Coronavirus checkpoints: 'These gardaí are the first people I’ve spoken to in three weeks'
Gardaí ask people to have essential work letter ready to show at checkpoints
Members of the gardaí at a checkpoint on O’Connell Street, Dublin. Photo:Gareth Chaney/Collins
“Just because we’re dealing with a Covid-19 pandemic doesn’t mean everything else comes to a halt – people have hospital appointments or need to go to hospital because they have an accident – all human life is here,” according to Garda Ollie Power.
Members of the public realise that gardaí have an important part to play in curbing the spread of the virus, said Garda Power, who was manning a checkpoint on the M8 near Cork city with his colleagues Dermot Carroll, Ray O’Brien, Terence McSweeney and Mick Bohane.
They had set up a diversion in the M8 near the Glanmire turn-off, channelling all southbound traffic up the slip road where they were checking with motorists where they were travelling.
“We’re here on the slip road because not only does it slow traffic down but if we have to turn someone back, we can send them on to the roundabout here, back across the bridge and down the slip road on to the northbound lane,” he says
According to Garda Power, the vast majority of those they are encountering are local motorists heading out to do shopping or people with some other legitimate business such as delivering food to elderly cocooning relatives.
Gardaí were encountering a lot of Dairygold milk tankers and Musgrave delivery lorries but they were also encountering people with more personal reasons such as people going for cancer treatment at Cork University Hospital.
Among the many people that gardaí encountered on Sunday was an air hostess heading for Cork Airport to work a flight to London and a reporter delivering and working on a story about face masks at a local community hospital.

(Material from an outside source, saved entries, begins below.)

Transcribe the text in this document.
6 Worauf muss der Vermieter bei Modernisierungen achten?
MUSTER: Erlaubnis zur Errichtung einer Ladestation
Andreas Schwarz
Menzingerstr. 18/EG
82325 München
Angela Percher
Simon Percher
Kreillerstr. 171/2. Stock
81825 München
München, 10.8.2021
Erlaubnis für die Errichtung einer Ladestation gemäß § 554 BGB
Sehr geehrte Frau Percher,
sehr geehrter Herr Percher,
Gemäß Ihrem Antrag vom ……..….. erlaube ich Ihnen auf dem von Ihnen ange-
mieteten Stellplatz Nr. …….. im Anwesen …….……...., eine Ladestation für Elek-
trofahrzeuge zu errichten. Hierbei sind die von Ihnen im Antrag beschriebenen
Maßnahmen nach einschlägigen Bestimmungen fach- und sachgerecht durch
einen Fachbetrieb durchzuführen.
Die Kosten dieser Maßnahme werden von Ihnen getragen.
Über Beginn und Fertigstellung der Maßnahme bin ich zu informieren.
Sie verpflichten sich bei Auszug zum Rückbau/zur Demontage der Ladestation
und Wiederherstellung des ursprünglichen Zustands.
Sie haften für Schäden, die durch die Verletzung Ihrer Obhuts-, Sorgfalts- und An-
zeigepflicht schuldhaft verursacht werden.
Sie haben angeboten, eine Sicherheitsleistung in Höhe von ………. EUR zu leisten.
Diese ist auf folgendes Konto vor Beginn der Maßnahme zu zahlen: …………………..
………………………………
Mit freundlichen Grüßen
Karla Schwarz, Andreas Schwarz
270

Also out on the road was Cian Twohig, who was driving from Dublin to Cork to help his elderly mother sort out a problem with rodents in her back garden as well as bringing her a supply of groceries as she obeys guidelines to cocoon.

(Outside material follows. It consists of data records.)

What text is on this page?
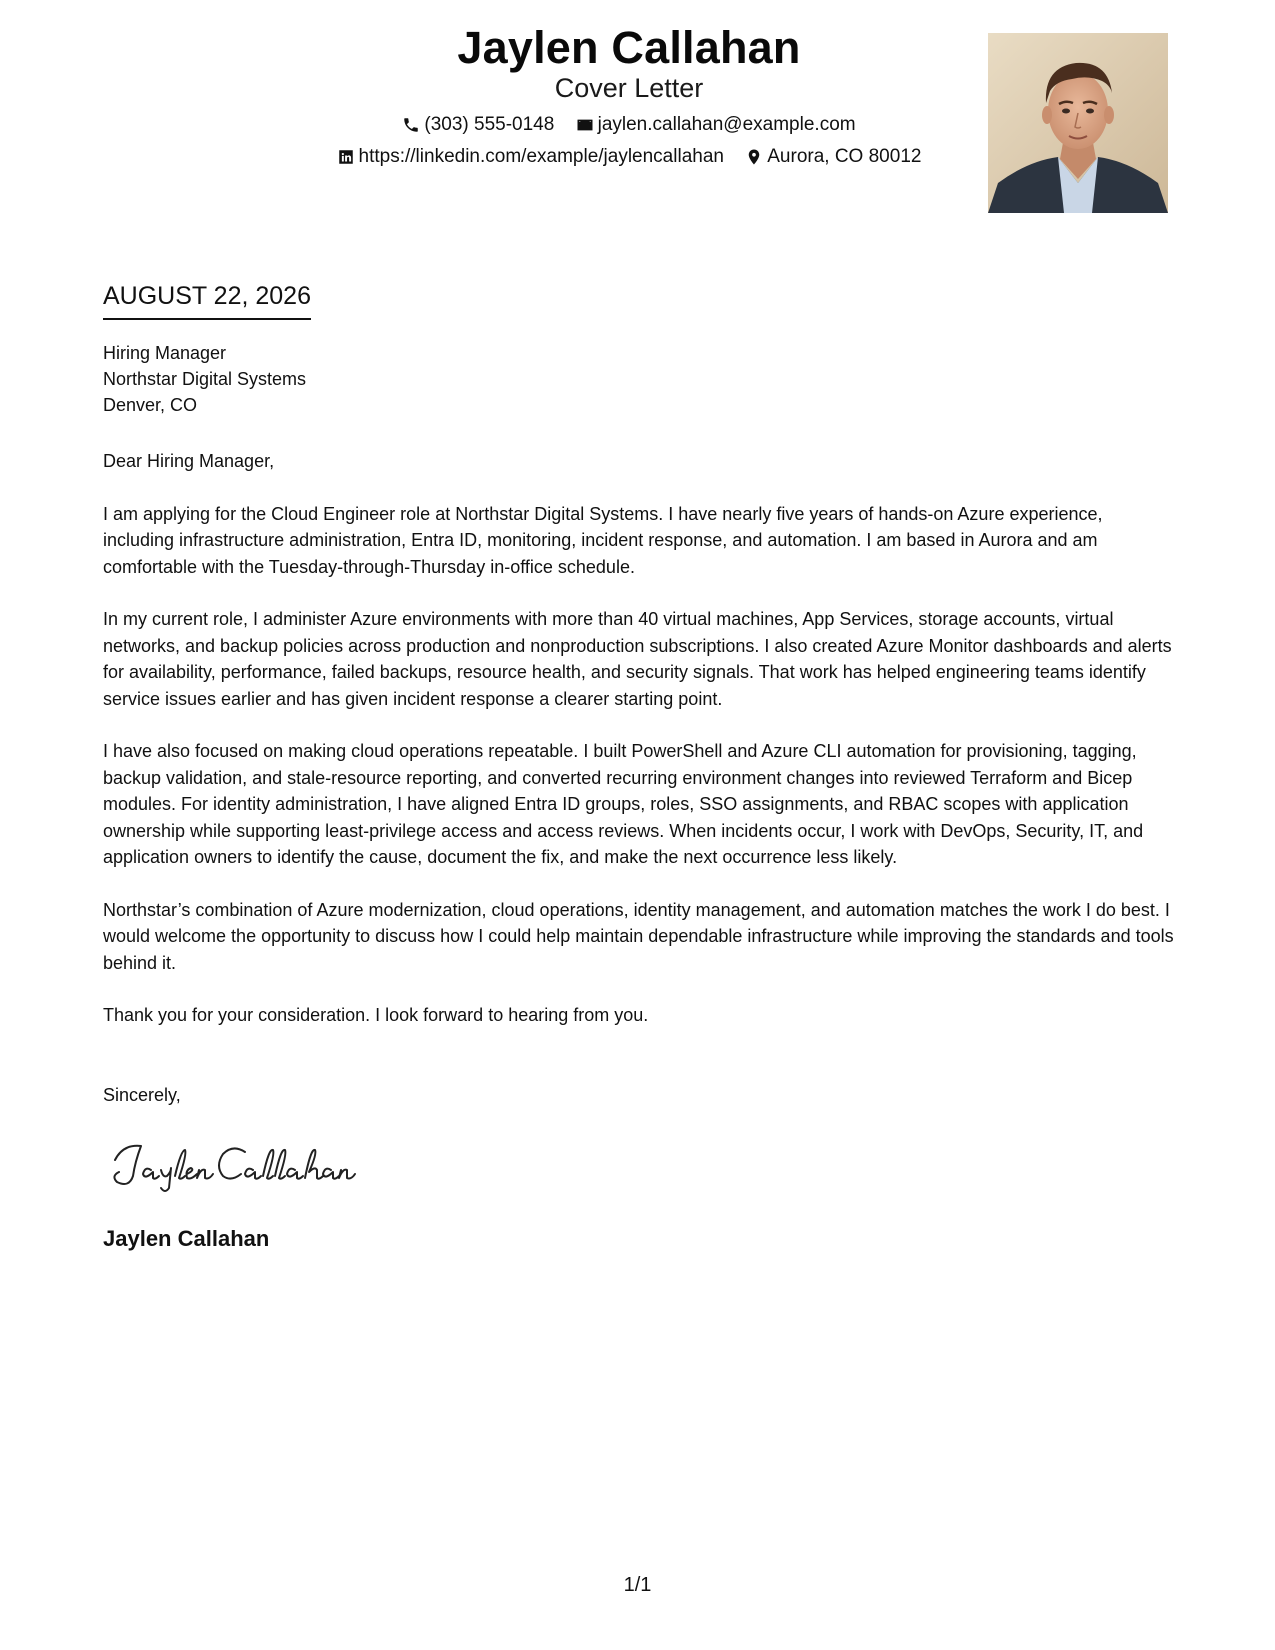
Jaylen Callahan
Cover Letter
(303) 555-0148
jaylen.callahan@example.com
https://linkedin.com/example/jaylencallahan
Aurora, CO 80012
AUGUST 22, 2026
Hiring Manager
Northstar Digital Systems
Denver, CO

Dear Hiring Manager,

I am applying for the Cloud Engineer role at Northstar Digital Systems. I have nearly five years of hands-on Azure experience, including infrastructure administration, Entra ID, monitoring, incident response, and automation. I am based in Aurora and am comfortable with the Tuesday-through-Thursday in-office schedule.

In my current role, I administer Azure environments with more than 40 virtual machines, App Services, storage accounts, virtual networks, and backup policies across production and nonproduction subscriptions. I also created Azure Monitor dashboards and alerts for availability, performance, failed backups, resource health, and security signals. That work has helped engineering teams identify service issues earlier and has given incident response a clearer starting point.

I have also focused on making cloud operations repeatable. I built PowerShell and Azure CLI automation for provisioning, tagging, backup validation, and stale-resource reporting, and converted recurring environment changes into reviewed Terraform and Bicep modules. For identity administration, I have aligned Entra ID groups, roles, SSO assignments, and RBAC scopes with application ownership while supporting least-privilege access and access reviews. When incidents occur, I work with DevOps, Security, IT, and application owners to identify the cause, document the fix, and make the next occurrence less likely.

Northstar’s combination of Azure modernization, cloud operations, identity management, and automation matches the work I do best. I would welcome the opportunity to discuss how I could help maintain dependable infrastructure while improving the standards and tools behind it.

Thank you for your consideration. I look forward to hearing from you.

Sincerely,
Jaylen Callahan
1/1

“I think the government is doing a good job – this is a different country now to a month ago and this is my third checkpoint I’ve encountered today but it makes sense to check on people and ensure they only make essential journeys.
“People generally are complying with the guidelines – I’m been isolating and working from home in Dublin so these gardaí here are the first people I’ve spoken to in person for about three weeks but it’s all for the best.”
Insp James Hallahan of the Cork City Garda Traffic Corps said officers on checkpoint duty on all the main arterial routes in and out of Cork found people were largely very compliant with government guidelines.
“There is a very high compliance rate – it’s a graduated response and enforcement is only utilized as a last resort – we’ve had a few cases where we’ve turned people back but most people are complying with the guidelines.
“We would probably encourage people to shop local a bit more and we have stopped cyclists and sent them back because they’ve gone outside their 2km limit and we’ve also inspected buses to ensure everyone’s journey is essential.
“We would urge people if they have a letter from their employer, saying their work is essential, that they would have the letter ready on the seat beside them when people have to look for their letter, it is causing some delays.”